Human leukocyte antigen(HLA)-identical related donor AHCT was used to treat 101 patients with hematologic malignancies at a single institution between 1995 and 2002. CD34+, CD3+, CD4+, and CD8+ cell doses were enumerated by flow cytometry and evaluated by univariate analysis.
Categorized by the median of cell doses infused, no G-PBMC cell dose significantly correlated with neutrophil and platelet engraftment. Incidence of grade II to IV acute graft-versus-host disease (GVHD) was 24.6% (95% confidence interval [CI]: 15.9-33.3) and was not significantly influenced by evaluated G-PBMC cell doses.
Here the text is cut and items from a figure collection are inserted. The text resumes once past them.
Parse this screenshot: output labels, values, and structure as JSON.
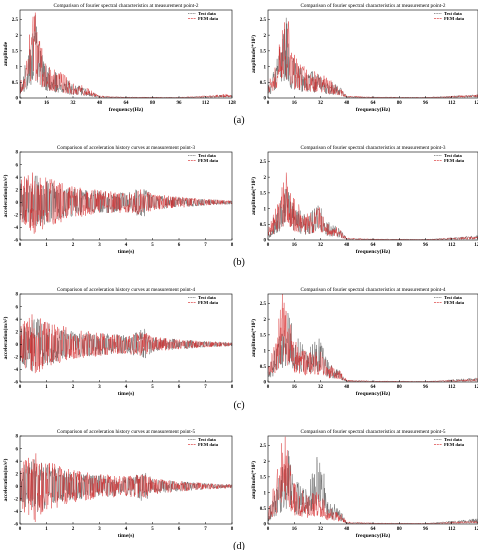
{
  "figure": {
    "captions": [
      "(a)",
      "(b)",
      "(c)",
      "(d)"
    ]
  },
  "chart_data": [
    {
      "id": "a-left",
      "type": "line",
      "panel": "(a)",
      "title": "Comparison of fourier spectral characteristics at measurement point-2",
      "xlabel": "frequency(Hz)",
      "ylabel": "amplitude",
      "xlim": [
        0,
        128
      ],
      "ylim": [
        0,
        2.8
      ],
      "xticks": [
        0,
        16,
        32,
        48,
        64,
        80,
        96,
        112,
        128
      ],
      "yticks": [
        0,
        0.5,
        1,
        1.5,
        2,
        2.5
      ],
      "legend": "top-right",
      "grid": false,
      "series": [
        {
          "name": "Test data",
          "color": "#555555",
          "peak_x": 9,
          "peak": 2.3,
          "x": [
            0,
            5,
            9,
            12,
            16,
            24,
            32,
            40,
            48,
            64,
            96,
            128
          ],
          "y": [
            0.4,
            1.2,
            2.3,
            1.3,
            0.9,
            0.6,
            0.4,
            0.25,
            0.05,
            0.03,
            0.02,
            0.1
          ]
        },
        {
          "name": "FEM data",
          "color": "#d62728",
          "peak_x": 8,
          "peak": 2.6,
          "x": [
            0,
            5,
            8,
            12,
            16,
            24,
            32,
            40,
            48,
            64,
            96,
            128
          ],
          "y": [
            0.5,
            1.4,
            2.6,
            1.5,
            1.0,
            0.7,
            0.45,
            0.3,
            0.06,
            0.03,
            0.02,
            0.12
          ]
        }
      ]
    },
    {
      "id": "a-right",
      "type": "line",
      "panel": "(a)",
      "title": "Comparison of fourier spectral characteristics at measurement point-2",
      "xlabel": "frequency(Hz)",
      "ylabel": "amplitude(*10²)",
      "xlim": [
        0,
        128
      ],
      "ylim": [
        0,
        2.8
      ],
      "xticks": [
        0,
        16,
        32,
        48,
        64,
        80,
        96,
        112,
        128
      ],
      "yticks": [
        0,
        0.5,
        1,
        1.5,
        2,
        2.5
      ],
      "legend": "top-right",
      "grid": false,
      "series": [
        {
          "name": "Test data",
          "color": "#555555",
          "peak_x": 11,
          "peak": 2.3,
          "x": [
            0,
            5,
            11,
            14,
            20,
            28,
            36,
            44,
            48,
            64,
            96,
            128
          ],
          "y": [
            0.3,
            1.0,
            2.3,
            1.2,
            0.8,
            0.7,
            0.5,
            0.3,
            0.05,
            0.03,
            0.02,
            0.1
          ]
        },
        {
          "name": "FEM data",
          "color": "#d62728",
          "peak_x": 12,
          "peak": 2.5,
          "x": [
            0,
            5,
            12,
            14,
            20,
            28,
            36,
            44,
            48,
            64,
            96,
            128
          ],
          "y": [
            0.4,
            1.1,
            2.5,
            1.3,
            0.9,
            0.75,
            0.55,
            0.3,
            0.06,
            0.03,
            0.02,
            0.1
          ]
        }
      ]
    },
    {
      "id": "b-left",
      "type": "line",
      "panel": "(b)",
      "title": "Comparison of acceleration history curves at measurement point-3",
      "xlabel": "time(s)",
      "ylabel": "acceleration(m/s²)",
      "xlim": [
        0,
        8
      ],
      "ylim": [
        -6,
        8
      ],
      "xticks": [
        0,
        1,
        2,
        3,
        4,
        5,
        6,
        7,
        8
      ],
      "yticks": [
        -6,
        -4,
        -2,
        0,
        2,
        4,
        6,
        8
      ],
      "legend": "top-right",
      "grid": false,
      "series": [
        {
          "name": "Test data",
          "color": "#555555",
          "peak": 4.5,
          "x": [
            0,
            0.5,
            1,
            2,
            3,
            4,
            4.7,
            5,
            6,
            7,
            8
          ],
          "y": [
            3.0,
            4.5,
            3.5,
            2.2,
            1.8,
            1.5,
            2.5,
            1.2,
            0.8,
            0.5,
            0.3
          ]
        },
        {
          "name": "FEM data",
          "color": "#d62728",
          "peak": 5.5,
          "x": [
            0,
            0.5,
            1,
            2,
            3,
            4,
            4.7,
            5,
            6,
            7,
            8
          ],
          "y": [
            3.5,
            5.5,
            4.0,
            2.5,
            2.0,
            1.6,
            2.2,
            1.3,
            0.9,
            0.5,
            0.3
          ]
        }
      ]
    },
    {
      "id": "b-right",
      "type": "line",
      "panel": "(b)",
      "title": "Comparison of fourier spectral characteristics at measurement point-3",
      "xlabel": "frequency(Hz)",
      "ylabel": "amplitude(*10²)",
      "xlim": [
        0,
        128
      ],
      "ylim": [
        0,
        2.8
      ],
      "xticks": [
        0,
        16,
        32,
        48,
        64,
        80,
        96,
        112,
        128
      ],
      "yticks": [
        0,
        0.5,
        1,
        1.5,
        2,
        2.5
      ],
      "legend": "top-right",
      "grid": false,
      "series": [
        {
          "name": "Test data",
          "color": "#555555",
          "peak_x": 11,
          "peak": 1.7,
          "x": [
            0,
            5,
            11,
            16,
            24,
            32,
            36,
            44,
            48,
            64,
            96,
            128
          ],
          "y": [
            0.2,
            0.8,
            1.7,
            1.0,
            0.6,
            1.1,
            0.5,
            0.3,
            0.05,
            0.03,
            0.02,
            0.12
          ]
        },
        {
          "name": "FEM data",
          "color": "#d62728",
          "peak_x": 12,
          "peak": 2.0,
          "x": [
            0,
            5,
            12,
            16,
            24,
            32,
            36,
            44,
            48,
            64,
            96,
            128
          ],
          "y": [
            0.3,
            0.9,
            2.0,
            1.1,
            0.7,
            0.9,
            0.5,
            0.3,
            0.06,
            0.03,
            0.02,
            0.1
          ]
        }
      ]
    },
    {
      "id": "c-left",
      "type": "line",
      "panel": "(c)",
      "title": "Comparison of acceleration history curves at measurement point-4",
      "xlabel": "time(s)",
      "ylabel": "acceleration(m/s²)",
      "xlim": [
        0,
        8
      ],
      "ylim": [
        -6,
        8
      ],
      "xticks": [
        0,
        1,
        2,
        3,
        4,
        5,
        6,
        7,
        8
      ],
      "yticks": [
        -6,
        -4,
        -2,
        0,
        2,
        4,
        6,
        8
      ],
      "legend": "top-right",
      "grid": false,
      "series": [
        {
          "name": "Test data",
          "color": "#555555",
          "peak": 4.5,
          "x": [
            0,
            0.5,
            1,
            2,
            3,
            4,
            4.7,
            5,
            6,
            7,
            8
          ],
          "y": [
            3.0,
            4.5,
            3.5,
            2.2,
            1.8,
            1.5,
            2.5,
            1.2,
            0.8,
            0.5,
            0.3
          ]
        },
        {
          "name": "FEM data",
          "color": "#d62728",
          "peak": 5.0,
          "x": [
            0,
            0.5,
            1,
            2,
            3,
            4,
            4.7,
            5,
            6,
            7,
            8
          ],
          "y": [
            3.2,
            5.0,
            3.8,
            2.4,
            1.9,
            1.5,
            2.0,
            1.2,
            0.8,
            0.5,
            0.3
          ]
        }
      ]
    },
    {
      "id": "c-right",
      "type": "line",
      "panel": "(c)",
      "title": "Comparison of fourier spectral characteristics at measurement point-4",
      "xlabel": "frequency(Hz)",
      "ylabel": "amplitude(*10²)",
      "xlim": [
        0,
        128
      ],
      "ylim": [
        0,
        2.8
      ],
      "xticks": [
        0,
        16,
        32,
        48,
        64,
        80,
        96,
        112,
        128
      ],
      "yticks": [
        0,
        0.5,
        1,
        1.5,
        2,
        2.5
      ],
      "legend": "top-right",
      "grid": false,
      "series": [
        {
          "name": "Test data",
          "color": "#555555",
          "peak_x": 12,
          "peak": 2.0,
          "x": [
            0,
            5,
            12,
            16,
            24,
            32,
            36,
            44,
            48,
            64,
            96,
            128
          ],
          "y": [
            0.3,
            1.0,
            2.0,
            1.3,
            0.9,
            1.2,
            0.6,
            0.3,
            0.05,
            0.03,
            0.02,
            0.12
          ]
        },
        {
          "name": "FEM data",
          "color": "#d62728",
          "peak_x": 9,
          "peak": 2.5,
          "x": [
            0,
            5,
            9,
            16,
            24,
            32,
            36,
            44,
            48,
            64,
            96,
            128
          ],
          "y": [
            0.4,
            1.2,
            2.5,
            1.2,
            0.8,
            0.9,
            0.5,
            0.3,
            0.06,
            0.03,
            0.02,
            0.1
          ]
        }
      ]
    },
    {
      "id": "d-left",
      "type": "line",
      "panel": "(d)",
      "title": "Comparison of acceleration history curves at measurement point-5",
      "xlabel": "time(s)",
      "ylabel": "acceleration(m/s²)",
      "xlim": [
        0,
        8
      ],
      "ylim": [
        -6,
        8
      ],
      "xticks": [
        0,
        1,
        2,
        3,
        4,
        5,
        6,
        7,
        8
      ],
      "yticks": [
        -6,
        -4,
        -2,
        0,
        2,
        4,
        6,
        8
      ],
      "legend": "top-right",
      "grid": false,
      "series": [
        {
          "name": "Test data",
          "color": "#555555",
          "peak": 4.5,
          "x": [
            0,
            0.5,
            1,
            2,
            3,
            4,
            4.7,
            5,
            6,
            7,
            8
          ],
          "y": [
            3.0,
            4.5,
            3.5,
            2.2,
            1.8,
            1.5,
            2.5,
            1.2,
            0.8,
            0.5,
            0.3
          ]
        },
        {
          "name": "FEM data",
          "color": "#d62728",
          "peak": 6.0,
          "x": [
            0,
            0.5,
            1,
            2,
            3,
            4,
            4.7,
            5,
            6,
            7,
            8
          ],
          "y": [
            3.5,
            6.0,
            4.0,
            2.6,
            2.0,
            1.6,
            2.2,
            1.3,
            0.9,
            0.5,
            0.3
          ]
        }
      ]
    },
    {
      "id": "d-right",
      "type": "line",
      "panel": "(d)",
      "title": "Comparison of fourier spectral characteristics at measurement point-5",
      "xlabel": "frequency(Hz)",
      "ylabel": "amplitude(*10²)",
      "xlim": [
        0,
        128
      ],
      "ylim": [
        0,
        2.8
      ],
      "xticks": [
        0,
        16,
        32,
        48,
        64,
        80,
        96,
        112,
        128
      ],
      "yticks": [
        0,
        0.5,
        1,
        1.5,
        2,
        2.5
      ],
      "legend": "top-right",
      "grid": false,
      "series": [
        {
          "name": "Test data",
          "color": "#555555",
          "peak_x": 13,
          "peak": 2.2,
          "x": [
            0,
            5,
            13,
            16,
            24,
            32,
            36,
            44,
            48,
            64,
            96,
            128
          ],
          "y": [
            0.3,
            1.0,
            2.2,
            1.2,
            0.9,
            2.1,
            0.7,
            0.4,
            0.05,
            0.03,
            0.02,
            0.15
          ]
        },
        {
          "name": "FEM data",
          "color": "#d62728",
          "peak_x": 9,
          "peak": 2.7,
          "x": [
            0,
            5,
            9,
            16,
            24,
            32,
            36,
            44,
            48,
            64,
            96,
            128
          ],
          "y": [
            0.4,
            1.3,
            2.7,
            1.1,
            0.8,
            0.9,
            0.5,
            0.3,
            0.06,
            0.03,
            0.02,
            0.1
          ]
        }
      ]
    }
  ]
}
With a median follow-up time of 18 months for surviving patients, estimates for extensive chronic GVHD was 43.8% (95% CI: 31.4-56.2), for freedom from progression was 69.5% (95% CI: 58.1-80.9), and for overall survival was 46.9% (95% CI: 35.5-58.3). CD34+, CD3+, CD4+, and CD8+ cell doses were not significantly predictive of extensive chronic GVHD, freedom from progression or overall survival. Additionally, comparing patients receiving the upper versus lower 33rd percentiles of CD34+ cell dose, associations with extensive chronic GVHD remained insignificant (p=0.21; relative risk (RR)=1.7; 95% CI: 0.7-3.9).
G-PBMC graft content does not influence outcomes after myeloablative AHCT. In particular, no significant association between extensive chronic GVHD was identified with any G-PBMC cell dose, including CD34.
尚未确定用于清髓性异基因造血细胞移植(AHCT)的最佳粒细胞集落刺激因子动员的外周血祖细胞(G-PBMC)移植物组成。分析了G-PBMC细胞含量对结果的影响。
1995年至2002年间,在单一机构使用人类白细胞抗原(HLA)匹配的相关供体AHCT治疗101例血液系统恶性肿瘤患者。通过流式细胞术对CD34 +、CD3 +、CD4 +和CD8 +细胞剂量进行计数,并通过单因素分析进行评估。
按输注细胞剂量的中位数分类,没有G-PBMC细胞剂量与中性粒细胞和血小板植入显著相关。II至IV级急性移植物抗宿主病(GVHD)的发生率为24.6%(95%置信区间[CI]:15.9-33.3),且未受到评估的G-PBMC细胞剂量的显著影响。存活患者的中位随访时间为18个月,广泛慢性GVHD的估计值为43.8%(95%CI:31.4-56.2),无疾病进展的估计值为69.5%(95%CI:58.1-80.9),总生存率为46.9%(95%CI:35.5-58.3)。CD34 +、CD3 +、CD4 +和CD8 +细胞剂量对广泛慢性GVHD、无疾病进展或总生存率均无显著预测作用。此外,比较接受CD34 +细胞剂量上、下33%的患者,与广泛慢性GVHD之间仍无显著关联(p = 0.21;相对风险[RR]=1.7;95%CI:0.7-3.9)。
G-PBMC移植物含量不影响清髓性AHCT后的结果。特别是,未发现广泛慢性GVHD与任何G-PBMC细胞剂量(包括CD34)之间存在显著关联。